La bocca scagliò il terribile getto di lava ad un'altezza enorme, forse centinaia di metri, che poi scendeva sotto forma di una fitta grandinata di sassi, alcuni dei quali, veri e propri blocchi roventi, pesavano diversi quintali...Fu questo, senza durata, uno degli spettacoli più travolgenti, ma anche uno dei più sublime offerto dalla natura. La mia esplorazione è durata circa tre ore...durante le quali, vincendo la paura, riuscendo a costo di grandi sforzi a vincere la ribellione dei miei nervi ed evitare i mille pericoli che mi circondavano, ho potuto raccogliere una grande quantità di campioni di minerali e di gas, nonché ottenere fotografie con l'ausilio di una piccola macchina fotografica costruita appositamente...Ma le mie forze stavano finendo. Ho poi dato il segnale luminoso concordato ai miei compagni affinché mi portassero fuori dal cratere.
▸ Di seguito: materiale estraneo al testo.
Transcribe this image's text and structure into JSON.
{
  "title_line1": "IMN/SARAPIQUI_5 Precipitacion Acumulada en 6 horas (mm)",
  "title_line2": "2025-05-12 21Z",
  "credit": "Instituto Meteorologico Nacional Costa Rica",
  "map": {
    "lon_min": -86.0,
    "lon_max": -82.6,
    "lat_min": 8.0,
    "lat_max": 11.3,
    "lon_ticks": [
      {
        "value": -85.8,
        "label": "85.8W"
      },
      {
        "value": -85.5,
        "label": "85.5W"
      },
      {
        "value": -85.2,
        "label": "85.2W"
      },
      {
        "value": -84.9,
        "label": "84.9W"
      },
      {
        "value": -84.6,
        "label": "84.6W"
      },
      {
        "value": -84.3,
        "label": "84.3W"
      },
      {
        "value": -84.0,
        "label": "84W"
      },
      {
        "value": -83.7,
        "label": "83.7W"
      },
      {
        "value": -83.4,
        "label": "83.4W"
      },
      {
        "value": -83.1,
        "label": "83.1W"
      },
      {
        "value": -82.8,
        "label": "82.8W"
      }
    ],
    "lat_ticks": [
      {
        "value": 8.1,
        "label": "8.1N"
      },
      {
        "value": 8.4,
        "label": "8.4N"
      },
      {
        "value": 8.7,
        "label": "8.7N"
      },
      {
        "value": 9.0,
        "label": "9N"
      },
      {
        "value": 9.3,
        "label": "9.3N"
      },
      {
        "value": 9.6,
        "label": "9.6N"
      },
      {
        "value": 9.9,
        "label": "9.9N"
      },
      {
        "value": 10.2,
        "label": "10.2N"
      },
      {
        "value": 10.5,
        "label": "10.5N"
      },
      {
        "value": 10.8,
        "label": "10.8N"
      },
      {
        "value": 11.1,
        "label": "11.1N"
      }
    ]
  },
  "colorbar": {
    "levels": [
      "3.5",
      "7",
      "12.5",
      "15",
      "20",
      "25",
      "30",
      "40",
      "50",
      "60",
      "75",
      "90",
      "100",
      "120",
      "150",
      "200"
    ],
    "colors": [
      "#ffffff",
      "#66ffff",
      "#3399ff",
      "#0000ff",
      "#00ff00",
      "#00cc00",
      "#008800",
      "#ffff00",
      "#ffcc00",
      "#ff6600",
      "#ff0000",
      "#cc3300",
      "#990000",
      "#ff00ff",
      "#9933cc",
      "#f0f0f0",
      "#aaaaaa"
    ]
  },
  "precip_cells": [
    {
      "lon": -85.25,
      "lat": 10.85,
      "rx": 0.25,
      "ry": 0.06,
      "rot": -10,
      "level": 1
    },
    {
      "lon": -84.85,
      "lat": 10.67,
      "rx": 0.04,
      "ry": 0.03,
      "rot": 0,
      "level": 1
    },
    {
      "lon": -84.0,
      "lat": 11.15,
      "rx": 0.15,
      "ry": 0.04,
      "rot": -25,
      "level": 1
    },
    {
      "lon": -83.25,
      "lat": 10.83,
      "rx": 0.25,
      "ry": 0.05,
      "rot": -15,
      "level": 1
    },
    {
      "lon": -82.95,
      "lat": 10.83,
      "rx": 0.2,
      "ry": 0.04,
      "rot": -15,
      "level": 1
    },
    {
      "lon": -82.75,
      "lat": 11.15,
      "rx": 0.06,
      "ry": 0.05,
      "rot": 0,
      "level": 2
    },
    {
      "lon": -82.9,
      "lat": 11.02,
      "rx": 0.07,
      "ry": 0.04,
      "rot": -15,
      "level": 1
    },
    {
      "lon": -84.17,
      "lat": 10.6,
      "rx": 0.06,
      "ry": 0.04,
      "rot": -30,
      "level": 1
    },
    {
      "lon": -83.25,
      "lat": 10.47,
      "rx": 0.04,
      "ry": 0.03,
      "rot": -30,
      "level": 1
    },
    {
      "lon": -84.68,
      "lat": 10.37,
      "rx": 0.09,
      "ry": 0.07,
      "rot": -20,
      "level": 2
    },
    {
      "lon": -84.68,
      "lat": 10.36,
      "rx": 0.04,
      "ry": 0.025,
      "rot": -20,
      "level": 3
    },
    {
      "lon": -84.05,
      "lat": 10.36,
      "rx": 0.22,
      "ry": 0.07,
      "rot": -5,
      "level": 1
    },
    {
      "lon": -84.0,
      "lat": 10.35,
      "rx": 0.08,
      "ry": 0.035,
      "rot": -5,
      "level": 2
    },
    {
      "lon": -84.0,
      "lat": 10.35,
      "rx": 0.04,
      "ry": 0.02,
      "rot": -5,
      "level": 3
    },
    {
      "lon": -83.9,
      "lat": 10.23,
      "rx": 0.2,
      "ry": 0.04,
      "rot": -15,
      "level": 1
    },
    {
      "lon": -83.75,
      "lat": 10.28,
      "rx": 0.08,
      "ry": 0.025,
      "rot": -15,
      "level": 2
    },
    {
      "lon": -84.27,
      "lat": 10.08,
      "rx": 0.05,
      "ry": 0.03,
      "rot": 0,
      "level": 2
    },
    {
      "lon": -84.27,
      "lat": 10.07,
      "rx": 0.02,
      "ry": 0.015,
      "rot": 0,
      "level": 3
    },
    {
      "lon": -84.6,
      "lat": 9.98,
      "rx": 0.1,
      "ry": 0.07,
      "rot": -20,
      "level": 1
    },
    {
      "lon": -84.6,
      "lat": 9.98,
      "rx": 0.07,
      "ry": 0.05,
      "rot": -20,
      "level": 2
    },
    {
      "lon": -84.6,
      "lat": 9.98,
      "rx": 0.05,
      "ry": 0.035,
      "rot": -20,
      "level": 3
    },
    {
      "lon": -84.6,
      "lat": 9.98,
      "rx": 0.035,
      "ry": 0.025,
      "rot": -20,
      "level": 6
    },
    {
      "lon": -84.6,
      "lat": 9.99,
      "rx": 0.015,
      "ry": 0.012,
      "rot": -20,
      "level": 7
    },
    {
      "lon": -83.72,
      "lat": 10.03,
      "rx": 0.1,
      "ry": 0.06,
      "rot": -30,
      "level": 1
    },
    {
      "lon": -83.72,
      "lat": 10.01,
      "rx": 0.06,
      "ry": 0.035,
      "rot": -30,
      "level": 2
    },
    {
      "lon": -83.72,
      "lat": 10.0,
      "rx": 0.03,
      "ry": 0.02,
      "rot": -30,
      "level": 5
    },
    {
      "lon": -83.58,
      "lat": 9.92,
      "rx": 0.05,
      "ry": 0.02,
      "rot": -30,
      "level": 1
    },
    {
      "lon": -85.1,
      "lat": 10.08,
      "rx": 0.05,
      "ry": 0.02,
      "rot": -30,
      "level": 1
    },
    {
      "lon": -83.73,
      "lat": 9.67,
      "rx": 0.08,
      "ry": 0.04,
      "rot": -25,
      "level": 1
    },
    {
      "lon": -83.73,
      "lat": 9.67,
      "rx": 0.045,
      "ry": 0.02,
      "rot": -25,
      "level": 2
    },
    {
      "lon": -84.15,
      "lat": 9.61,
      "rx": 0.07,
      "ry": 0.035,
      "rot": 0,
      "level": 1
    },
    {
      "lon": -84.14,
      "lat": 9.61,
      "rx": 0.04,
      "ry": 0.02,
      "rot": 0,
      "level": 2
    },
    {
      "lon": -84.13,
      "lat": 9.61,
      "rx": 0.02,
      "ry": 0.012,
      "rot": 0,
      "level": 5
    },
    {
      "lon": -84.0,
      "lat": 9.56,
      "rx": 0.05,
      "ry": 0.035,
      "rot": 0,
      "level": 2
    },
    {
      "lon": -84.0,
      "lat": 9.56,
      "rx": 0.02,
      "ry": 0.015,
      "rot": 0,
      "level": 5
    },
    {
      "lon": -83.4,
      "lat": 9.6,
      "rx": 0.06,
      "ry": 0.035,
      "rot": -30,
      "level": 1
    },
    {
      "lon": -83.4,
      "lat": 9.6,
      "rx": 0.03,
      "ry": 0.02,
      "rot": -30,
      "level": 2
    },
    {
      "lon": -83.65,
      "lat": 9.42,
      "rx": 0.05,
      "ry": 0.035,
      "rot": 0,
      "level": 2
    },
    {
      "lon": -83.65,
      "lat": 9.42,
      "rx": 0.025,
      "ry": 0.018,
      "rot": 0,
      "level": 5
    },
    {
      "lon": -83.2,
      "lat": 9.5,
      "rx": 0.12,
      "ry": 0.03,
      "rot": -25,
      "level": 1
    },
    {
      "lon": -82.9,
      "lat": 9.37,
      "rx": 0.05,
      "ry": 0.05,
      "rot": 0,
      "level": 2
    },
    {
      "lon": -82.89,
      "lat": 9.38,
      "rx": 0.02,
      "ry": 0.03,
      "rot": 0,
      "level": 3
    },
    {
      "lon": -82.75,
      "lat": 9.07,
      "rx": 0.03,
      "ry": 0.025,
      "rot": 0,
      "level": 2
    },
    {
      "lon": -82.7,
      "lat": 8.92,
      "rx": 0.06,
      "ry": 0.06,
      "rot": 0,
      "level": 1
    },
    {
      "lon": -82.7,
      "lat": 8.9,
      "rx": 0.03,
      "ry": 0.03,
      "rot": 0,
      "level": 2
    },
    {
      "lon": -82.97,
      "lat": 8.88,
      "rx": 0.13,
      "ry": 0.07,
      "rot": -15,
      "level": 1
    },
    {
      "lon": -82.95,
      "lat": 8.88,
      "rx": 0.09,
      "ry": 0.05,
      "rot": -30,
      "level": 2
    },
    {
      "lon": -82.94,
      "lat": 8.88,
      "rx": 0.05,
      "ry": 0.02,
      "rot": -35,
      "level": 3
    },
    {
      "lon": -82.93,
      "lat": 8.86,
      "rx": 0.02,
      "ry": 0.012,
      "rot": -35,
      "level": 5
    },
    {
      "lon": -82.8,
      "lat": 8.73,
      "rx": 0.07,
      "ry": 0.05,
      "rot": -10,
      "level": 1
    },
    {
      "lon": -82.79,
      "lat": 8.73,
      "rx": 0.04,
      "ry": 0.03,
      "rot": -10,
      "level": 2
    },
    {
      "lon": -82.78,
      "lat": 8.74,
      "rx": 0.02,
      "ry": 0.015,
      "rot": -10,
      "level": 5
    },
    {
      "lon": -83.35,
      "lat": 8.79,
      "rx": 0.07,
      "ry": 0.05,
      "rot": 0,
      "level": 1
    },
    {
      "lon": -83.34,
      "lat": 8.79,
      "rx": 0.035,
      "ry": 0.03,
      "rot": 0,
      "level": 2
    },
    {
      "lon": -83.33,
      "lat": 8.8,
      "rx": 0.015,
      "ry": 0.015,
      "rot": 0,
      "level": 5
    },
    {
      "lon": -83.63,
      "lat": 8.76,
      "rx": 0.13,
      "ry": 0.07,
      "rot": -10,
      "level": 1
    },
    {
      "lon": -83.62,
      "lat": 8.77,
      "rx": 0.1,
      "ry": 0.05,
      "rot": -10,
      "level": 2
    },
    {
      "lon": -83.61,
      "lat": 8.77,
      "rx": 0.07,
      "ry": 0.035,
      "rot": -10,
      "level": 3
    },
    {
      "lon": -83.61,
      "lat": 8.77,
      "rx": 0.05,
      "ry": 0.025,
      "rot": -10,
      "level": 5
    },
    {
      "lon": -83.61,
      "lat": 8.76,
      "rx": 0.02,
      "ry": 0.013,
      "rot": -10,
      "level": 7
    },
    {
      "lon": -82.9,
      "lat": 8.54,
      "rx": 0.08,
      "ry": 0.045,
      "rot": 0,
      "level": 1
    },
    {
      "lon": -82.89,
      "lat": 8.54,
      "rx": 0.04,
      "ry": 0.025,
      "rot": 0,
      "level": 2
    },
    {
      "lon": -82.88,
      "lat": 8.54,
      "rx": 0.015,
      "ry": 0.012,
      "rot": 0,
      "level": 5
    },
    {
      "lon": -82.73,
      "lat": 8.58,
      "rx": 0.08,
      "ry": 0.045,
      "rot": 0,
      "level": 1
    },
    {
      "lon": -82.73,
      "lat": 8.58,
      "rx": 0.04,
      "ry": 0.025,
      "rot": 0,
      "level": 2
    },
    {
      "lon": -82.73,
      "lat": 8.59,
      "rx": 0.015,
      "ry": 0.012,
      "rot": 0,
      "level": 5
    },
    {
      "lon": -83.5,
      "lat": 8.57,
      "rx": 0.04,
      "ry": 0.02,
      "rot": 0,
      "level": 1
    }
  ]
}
La salita deve essere stata estremamente dolorosa.

Ero arrivato al limite della mia resistenza fisica e morale...Quando ho rivisto la luce del giorno, quando ho potuto finalmente respirare all'aria aperta, non è stato senza provare gli effetti della dura prova...Mi sentivo felice e, perché non dirlo, pieno di orgoglio per essere uscito trionfalmente da un'impresa scientifica dalla quale tutti i miei predecessori si erano tirati indietro e che, nessuno escluso, consideravano una vera follia”. Una straordinaria esperienza vissuta dal giovane Arpard ricca di adrenalina.